A federal judge upheld Maryland’s bump stock ban. On Friday, U.S. District Judge James Bredar dismissed a challenge to a state ban on devices that allow semiautomatic weapons to mimic the rate of fire of fully automatic rifles. He wrote in his opinion that the plaintiff, the gun rights group Maryland Shall Issue, failed to prove that the ban violated their constitutional rights.

A New Jersey gun group launched a challenge to the state’s high-capacity magazine ban. In June, New Jersey passed a law prohibiting most gun owners from magazines holding more than 10 rounds of ammunition. Now gun rights advocates are challenging it in court. They argue that magazine limits unfairly punish homeowners because criminals won’t abide by the new rules.

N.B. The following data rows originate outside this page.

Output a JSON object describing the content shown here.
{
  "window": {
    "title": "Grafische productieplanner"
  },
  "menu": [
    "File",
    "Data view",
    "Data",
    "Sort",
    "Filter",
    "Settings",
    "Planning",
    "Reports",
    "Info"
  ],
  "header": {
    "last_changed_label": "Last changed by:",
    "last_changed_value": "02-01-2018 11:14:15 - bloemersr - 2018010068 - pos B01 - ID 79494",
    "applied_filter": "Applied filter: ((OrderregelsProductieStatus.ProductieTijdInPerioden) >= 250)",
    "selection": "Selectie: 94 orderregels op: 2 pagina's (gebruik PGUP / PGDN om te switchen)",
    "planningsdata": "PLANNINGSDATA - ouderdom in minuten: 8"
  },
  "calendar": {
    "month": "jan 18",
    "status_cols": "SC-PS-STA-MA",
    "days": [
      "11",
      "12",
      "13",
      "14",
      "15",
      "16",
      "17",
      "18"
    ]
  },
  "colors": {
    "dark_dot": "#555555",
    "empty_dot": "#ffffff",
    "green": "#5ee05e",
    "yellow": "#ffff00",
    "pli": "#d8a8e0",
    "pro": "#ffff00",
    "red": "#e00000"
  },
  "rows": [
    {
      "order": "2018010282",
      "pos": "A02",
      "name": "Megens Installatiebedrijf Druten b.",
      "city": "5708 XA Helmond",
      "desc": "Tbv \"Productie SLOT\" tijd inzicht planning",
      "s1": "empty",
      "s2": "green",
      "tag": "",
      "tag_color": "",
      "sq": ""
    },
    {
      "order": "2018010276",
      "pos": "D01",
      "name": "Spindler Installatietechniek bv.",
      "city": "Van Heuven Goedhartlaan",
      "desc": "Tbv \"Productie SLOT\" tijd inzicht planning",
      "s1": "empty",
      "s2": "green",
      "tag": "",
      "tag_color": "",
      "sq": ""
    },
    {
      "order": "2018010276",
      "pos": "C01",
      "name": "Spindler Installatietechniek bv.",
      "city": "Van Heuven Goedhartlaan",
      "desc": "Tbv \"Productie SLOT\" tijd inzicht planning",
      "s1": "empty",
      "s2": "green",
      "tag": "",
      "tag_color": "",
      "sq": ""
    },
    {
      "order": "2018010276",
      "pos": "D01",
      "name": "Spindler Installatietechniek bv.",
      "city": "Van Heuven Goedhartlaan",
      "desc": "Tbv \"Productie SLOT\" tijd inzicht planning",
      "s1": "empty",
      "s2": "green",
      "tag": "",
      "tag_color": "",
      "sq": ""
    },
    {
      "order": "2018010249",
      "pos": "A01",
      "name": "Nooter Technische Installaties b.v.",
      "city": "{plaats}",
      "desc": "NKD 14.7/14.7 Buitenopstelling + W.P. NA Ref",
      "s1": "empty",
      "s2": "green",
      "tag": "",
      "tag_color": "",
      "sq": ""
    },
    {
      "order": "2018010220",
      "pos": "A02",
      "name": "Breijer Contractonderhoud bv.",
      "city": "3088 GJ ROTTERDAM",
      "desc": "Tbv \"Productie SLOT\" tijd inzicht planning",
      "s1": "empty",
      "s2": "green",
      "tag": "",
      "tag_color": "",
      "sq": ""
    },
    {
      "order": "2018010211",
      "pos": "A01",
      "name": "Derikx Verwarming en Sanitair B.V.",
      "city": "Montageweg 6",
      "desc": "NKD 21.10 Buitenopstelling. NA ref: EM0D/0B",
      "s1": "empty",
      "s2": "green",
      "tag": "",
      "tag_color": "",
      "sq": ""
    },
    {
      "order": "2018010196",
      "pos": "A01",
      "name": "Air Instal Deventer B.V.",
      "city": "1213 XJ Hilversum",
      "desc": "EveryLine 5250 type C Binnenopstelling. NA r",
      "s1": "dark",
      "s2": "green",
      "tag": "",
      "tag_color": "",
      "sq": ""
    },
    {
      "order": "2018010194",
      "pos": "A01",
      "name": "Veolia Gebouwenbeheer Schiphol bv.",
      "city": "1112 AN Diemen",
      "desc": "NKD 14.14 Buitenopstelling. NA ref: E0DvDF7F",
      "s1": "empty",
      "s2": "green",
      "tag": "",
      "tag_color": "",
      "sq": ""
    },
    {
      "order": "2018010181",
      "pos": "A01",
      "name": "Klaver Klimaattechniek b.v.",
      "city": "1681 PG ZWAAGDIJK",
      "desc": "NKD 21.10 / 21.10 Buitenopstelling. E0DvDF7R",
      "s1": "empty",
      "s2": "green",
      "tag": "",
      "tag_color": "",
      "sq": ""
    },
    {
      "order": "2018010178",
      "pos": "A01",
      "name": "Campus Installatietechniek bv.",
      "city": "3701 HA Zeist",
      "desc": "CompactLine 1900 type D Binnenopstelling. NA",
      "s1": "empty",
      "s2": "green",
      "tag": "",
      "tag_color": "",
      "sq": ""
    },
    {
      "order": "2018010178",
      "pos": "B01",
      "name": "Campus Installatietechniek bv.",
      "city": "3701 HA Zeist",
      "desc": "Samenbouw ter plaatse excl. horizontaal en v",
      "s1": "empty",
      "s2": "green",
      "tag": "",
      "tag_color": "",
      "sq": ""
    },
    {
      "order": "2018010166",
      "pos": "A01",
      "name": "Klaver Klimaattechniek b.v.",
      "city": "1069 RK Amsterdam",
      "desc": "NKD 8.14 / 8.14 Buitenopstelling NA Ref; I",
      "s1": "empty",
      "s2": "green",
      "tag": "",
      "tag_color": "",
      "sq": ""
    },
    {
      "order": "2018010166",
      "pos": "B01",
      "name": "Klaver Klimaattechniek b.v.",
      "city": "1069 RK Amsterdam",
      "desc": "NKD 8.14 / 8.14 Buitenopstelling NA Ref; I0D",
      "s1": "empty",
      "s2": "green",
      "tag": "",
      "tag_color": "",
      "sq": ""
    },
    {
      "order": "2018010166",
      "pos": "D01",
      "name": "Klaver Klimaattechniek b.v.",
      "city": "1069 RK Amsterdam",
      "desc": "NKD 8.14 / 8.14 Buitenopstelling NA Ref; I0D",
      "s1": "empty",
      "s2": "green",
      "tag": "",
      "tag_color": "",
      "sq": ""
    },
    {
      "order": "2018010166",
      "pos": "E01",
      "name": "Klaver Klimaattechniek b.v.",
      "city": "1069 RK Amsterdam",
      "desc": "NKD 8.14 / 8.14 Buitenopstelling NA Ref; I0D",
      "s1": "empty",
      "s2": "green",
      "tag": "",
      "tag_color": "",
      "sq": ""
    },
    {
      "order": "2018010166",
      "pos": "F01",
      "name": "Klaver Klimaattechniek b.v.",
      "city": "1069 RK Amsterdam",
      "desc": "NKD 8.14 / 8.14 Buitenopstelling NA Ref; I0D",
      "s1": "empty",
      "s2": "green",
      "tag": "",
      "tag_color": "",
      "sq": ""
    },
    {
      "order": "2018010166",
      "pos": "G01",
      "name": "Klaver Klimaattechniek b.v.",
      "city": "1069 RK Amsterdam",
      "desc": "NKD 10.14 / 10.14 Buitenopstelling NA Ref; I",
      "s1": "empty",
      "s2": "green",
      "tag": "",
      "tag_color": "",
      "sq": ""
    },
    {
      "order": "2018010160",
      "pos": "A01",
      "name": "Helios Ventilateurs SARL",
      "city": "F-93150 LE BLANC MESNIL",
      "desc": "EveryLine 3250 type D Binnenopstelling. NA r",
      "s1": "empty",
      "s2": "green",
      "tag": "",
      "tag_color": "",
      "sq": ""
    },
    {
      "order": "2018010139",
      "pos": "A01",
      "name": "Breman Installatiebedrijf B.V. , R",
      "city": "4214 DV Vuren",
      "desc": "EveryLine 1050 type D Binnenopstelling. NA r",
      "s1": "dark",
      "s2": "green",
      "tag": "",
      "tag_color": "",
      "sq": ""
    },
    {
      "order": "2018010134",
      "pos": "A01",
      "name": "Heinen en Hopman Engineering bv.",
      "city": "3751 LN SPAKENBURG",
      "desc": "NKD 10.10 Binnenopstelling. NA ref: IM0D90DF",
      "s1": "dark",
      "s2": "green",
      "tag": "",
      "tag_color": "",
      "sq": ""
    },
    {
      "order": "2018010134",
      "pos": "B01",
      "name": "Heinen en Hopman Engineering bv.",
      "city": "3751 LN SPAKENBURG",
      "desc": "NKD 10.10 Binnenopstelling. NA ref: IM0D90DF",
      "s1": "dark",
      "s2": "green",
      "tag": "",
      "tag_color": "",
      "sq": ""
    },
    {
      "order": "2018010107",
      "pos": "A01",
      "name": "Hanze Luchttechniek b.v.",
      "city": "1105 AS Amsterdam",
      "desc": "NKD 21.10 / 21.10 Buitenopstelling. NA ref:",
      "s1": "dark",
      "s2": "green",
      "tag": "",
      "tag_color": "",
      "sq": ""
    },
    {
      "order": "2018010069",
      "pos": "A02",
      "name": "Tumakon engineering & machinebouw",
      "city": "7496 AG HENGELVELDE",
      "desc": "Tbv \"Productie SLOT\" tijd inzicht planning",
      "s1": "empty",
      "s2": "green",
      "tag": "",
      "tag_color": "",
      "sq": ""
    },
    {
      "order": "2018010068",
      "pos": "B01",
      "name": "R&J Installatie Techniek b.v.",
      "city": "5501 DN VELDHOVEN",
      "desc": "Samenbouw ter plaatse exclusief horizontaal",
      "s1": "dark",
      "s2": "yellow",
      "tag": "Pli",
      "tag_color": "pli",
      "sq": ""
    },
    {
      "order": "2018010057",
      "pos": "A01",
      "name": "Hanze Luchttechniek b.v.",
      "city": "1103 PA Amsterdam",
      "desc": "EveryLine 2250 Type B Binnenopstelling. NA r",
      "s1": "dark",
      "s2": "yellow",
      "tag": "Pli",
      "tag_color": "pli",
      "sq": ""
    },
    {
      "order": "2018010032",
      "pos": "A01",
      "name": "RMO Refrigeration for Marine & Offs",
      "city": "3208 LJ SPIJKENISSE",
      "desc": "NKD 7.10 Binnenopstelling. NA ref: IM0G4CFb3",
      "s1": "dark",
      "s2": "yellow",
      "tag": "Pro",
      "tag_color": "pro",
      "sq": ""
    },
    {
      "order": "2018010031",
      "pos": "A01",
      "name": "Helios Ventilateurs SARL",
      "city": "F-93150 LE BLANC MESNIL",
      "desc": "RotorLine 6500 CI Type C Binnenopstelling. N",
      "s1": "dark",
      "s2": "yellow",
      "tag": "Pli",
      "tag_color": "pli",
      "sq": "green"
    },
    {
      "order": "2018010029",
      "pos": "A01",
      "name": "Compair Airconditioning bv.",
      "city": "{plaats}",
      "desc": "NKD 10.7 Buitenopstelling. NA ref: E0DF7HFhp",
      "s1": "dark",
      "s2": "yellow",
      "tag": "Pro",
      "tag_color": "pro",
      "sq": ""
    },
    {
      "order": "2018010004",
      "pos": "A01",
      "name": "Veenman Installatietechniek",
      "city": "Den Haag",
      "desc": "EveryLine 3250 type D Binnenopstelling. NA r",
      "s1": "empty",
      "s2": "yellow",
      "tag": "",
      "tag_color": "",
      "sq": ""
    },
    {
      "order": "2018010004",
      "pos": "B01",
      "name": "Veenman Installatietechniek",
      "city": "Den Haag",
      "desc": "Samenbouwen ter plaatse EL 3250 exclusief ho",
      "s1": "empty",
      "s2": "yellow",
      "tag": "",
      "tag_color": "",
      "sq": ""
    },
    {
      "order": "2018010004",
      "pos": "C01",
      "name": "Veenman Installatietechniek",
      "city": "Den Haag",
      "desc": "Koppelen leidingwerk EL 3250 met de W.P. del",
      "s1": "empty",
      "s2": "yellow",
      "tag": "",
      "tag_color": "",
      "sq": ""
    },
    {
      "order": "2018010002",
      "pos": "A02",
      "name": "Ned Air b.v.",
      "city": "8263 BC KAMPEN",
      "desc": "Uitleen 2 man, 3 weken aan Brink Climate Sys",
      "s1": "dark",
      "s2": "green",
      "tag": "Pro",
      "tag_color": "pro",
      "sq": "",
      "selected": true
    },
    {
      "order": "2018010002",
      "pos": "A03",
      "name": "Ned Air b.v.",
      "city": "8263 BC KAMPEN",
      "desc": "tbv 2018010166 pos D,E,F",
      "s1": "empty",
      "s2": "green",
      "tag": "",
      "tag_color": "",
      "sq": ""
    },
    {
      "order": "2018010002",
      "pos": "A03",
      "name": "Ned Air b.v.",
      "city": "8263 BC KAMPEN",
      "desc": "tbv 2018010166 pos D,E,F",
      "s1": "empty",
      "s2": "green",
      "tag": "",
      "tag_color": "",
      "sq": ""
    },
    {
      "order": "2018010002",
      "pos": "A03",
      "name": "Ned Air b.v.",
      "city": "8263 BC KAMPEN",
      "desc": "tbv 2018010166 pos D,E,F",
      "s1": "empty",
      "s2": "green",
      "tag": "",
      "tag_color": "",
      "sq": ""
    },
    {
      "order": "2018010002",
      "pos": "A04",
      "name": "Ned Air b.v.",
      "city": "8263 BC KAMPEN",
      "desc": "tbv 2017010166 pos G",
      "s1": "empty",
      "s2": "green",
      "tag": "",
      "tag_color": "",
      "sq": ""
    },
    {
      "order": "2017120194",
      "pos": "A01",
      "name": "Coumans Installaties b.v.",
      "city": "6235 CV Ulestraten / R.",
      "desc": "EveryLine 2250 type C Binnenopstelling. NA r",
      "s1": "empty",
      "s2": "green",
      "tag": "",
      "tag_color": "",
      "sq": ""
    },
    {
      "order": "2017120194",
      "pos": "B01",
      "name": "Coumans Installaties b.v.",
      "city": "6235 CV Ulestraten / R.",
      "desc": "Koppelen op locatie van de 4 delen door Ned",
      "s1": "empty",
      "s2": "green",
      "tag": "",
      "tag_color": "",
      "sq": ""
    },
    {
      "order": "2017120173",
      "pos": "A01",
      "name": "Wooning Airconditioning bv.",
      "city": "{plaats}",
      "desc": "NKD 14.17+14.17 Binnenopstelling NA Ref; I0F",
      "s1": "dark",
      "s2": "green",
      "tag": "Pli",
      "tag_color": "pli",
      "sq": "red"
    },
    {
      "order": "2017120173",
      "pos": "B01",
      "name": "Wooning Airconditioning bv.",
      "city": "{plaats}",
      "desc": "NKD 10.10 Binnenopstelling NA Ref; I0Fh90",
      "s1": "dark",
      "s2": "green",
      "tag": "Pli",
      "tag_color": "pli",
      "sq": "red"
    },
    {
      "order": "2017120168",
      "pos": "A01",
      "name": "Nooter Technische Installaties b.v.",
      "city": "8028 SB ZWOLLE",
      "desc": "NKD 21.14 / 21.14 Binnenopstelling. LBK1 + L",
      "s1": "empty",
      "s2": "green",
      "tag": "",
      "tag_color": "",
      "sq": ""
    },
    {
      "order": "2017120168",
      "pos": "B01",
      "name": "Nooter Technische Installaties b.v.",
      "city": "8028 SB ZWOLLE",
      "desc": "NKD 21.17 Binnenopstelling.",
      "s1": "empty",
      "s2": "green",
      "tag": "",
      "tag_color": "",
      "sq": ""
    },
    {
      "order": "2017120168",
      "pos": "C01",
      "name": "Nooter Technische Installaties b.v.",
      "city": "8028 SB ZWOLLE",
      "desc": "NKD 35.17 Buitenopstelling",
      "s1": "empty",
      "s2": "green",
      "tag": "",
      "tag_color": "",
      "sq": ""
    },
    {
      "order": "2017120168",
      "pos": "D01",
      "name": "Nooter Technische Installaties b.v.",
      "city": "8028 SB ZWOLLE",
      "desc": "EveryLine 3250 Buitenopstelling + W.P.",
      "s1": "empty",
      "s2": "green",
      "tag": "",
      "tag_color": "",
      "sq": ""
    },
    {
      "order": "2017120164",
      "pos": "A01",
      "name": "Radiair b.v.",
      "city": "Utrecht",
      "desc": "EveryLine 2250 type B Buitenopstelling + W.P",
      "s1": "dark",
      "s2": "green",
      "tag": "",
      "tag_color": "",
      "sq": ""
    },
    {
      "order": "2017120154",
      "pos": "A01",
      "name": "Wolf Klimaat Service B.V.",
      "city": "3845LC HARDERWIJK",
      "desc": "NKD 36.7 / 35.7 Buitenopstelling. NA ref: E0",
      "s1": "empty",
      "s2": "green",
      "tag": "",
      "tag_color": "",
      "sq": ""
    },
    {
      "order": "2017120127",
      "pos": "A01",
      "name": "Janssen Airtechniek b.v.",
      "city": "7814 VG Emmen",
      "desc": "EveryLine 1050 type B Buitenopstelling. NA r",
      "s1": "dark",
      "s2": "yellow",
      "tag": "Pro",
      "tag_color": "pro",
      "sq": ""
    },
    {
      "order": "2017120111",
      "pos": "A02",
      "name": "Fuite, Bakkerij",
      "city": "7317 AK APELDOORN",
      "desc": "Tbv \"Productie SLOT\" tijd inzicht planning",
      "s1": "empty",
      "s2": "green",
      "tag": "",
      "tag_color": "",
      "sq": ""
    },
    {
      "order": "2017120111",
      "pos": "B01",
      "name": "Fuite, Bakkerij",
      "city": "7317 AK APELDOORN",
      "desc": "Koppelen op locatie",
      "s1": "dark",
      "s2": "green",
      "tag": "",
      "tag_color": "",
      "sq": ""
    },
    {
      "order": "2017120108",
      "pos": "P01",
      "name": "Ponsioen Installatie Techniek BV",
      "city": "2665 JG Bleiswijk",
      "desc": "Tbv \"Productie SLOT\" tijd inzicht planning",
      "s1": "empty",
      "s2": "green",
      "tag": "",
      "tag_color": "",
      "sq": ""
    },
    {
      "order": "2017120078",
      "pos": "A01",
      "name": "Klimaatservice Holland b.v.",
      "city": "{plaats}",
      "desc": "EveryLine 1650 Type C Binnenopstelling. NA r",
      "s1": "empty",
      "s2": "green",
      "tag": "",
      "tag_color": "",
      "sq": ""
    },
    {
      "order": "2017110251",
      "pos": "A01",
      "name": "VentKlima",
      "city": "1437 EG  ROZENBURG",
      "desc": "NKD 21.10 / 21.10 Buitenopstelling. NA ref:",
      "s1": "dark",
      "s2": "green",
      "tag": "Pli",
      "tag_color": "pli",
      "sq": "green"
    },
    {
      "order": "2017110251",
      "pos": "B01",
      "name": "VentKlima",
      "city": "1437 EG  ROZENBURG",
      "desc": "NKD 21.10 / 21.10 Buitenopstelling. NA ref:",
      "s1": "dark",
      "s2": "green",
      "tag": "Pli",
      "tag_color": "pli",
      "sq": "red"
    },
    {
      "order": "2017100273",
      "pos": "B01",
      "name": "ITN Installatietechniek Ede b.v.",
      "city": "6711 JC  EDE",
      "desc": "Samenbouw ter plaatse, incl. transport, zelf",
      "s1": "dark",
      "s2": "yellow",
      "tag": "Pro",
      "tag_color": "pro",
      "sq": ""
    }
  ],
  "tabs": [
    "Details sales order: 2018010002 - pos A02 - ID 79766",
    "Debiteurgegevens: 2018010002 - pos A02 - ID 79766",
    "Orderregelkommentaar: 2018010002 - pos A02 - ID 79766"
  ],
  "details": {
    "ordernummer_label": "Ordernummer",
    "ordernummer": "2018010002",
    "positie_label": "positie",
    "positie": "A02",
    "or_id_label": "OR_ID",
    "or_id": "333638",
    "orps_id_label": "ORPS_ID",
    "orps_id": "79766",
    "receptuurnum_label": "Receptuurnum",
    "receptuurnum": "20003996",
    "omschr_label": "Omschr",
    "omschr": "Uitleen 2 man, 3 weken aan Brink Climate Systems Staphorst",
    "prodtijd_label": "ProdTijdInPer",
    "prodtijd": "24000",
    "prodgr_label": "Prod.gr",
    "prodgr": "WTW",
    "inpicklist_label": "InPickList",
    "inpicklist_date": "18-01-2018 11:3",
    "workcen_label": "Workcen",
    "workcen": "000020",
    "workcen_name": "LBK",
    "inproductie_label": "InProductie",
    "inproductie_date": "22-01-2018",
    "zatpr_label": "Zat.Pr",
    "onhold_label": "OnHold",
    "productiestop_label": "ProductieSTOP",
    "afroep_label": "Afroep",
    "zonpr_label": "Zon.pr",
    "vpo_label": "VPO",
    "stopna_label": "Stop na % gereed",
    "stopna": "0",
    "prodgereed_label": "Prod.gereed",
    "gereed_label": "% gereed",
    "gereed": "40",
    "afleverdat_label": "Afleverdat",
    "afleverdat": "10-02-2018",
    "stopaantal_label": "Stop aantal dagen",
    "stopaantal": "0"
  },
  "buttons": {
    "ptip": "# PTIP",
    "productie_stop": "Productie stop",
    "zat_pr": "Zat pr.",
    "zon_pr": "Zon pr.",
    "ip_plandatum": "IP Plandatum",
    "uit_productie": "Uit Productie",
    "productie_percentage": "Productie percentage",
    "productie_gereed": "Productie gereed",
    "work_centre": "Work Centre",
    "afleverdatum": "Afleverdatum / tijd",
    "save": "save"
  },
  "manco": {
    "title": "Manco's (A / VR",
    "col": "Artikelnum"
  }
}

Federal air marshals are accused of misusing guns. The Transportation Security Administration’s Office of Inspection documented more than 200 cases of federal air marshals misbehaving with guns over the last dozen years, from leaving them in stores and bathrooms to drinking while armed. In 19 of the cases, air marshals allegedly fired their weapons unintentionally.

In Florida, a judge dismissed an NRA lobbyist’s harassment lawsuit. Marion Hammer, the most successful gun lobbyist in the country, filed suit against a California attorney who sent her emails featuring graphic images of gunshot wounds after the Parkland shooting. In the ruling, the federal judge called the emails “disgusting” but concluded that they’re protected by the First Amendment.

Gun rights advocates want to secede from Washington State. After voters in Washington state passed a package of gun restrictions, a local National Rifle Association leader joined an NRA-backed state representative in calling for the eastern half of the state to secede and form a new state called “Liberty.” “Just a few counties on the west side obliterated the unified vote of eastern Washington,” the secession group wrote in a statement. “There is only one solution — Liberty State.”

A toddler in California shot herself in the foot with her dad’s gun. The 3-year-old’s father was arrested after police say they found evidence that the girl shot herself. The girl’s mother initially told police she was injured in a drive-by shooting.

ONE LAST THING

Kids on lockdown drills, in their own words. Mother Jones photographed and interviewed more than a dozen elementary school children about what it’s like for them to prepare for a potential shooting. Says one second-grader: “It feels kind of scary because if someone comes into your school trying to kill you, you could actually die. But if you’re safe and you do a lockdown and you stay quiet and hide, then it’ll probably go OK.”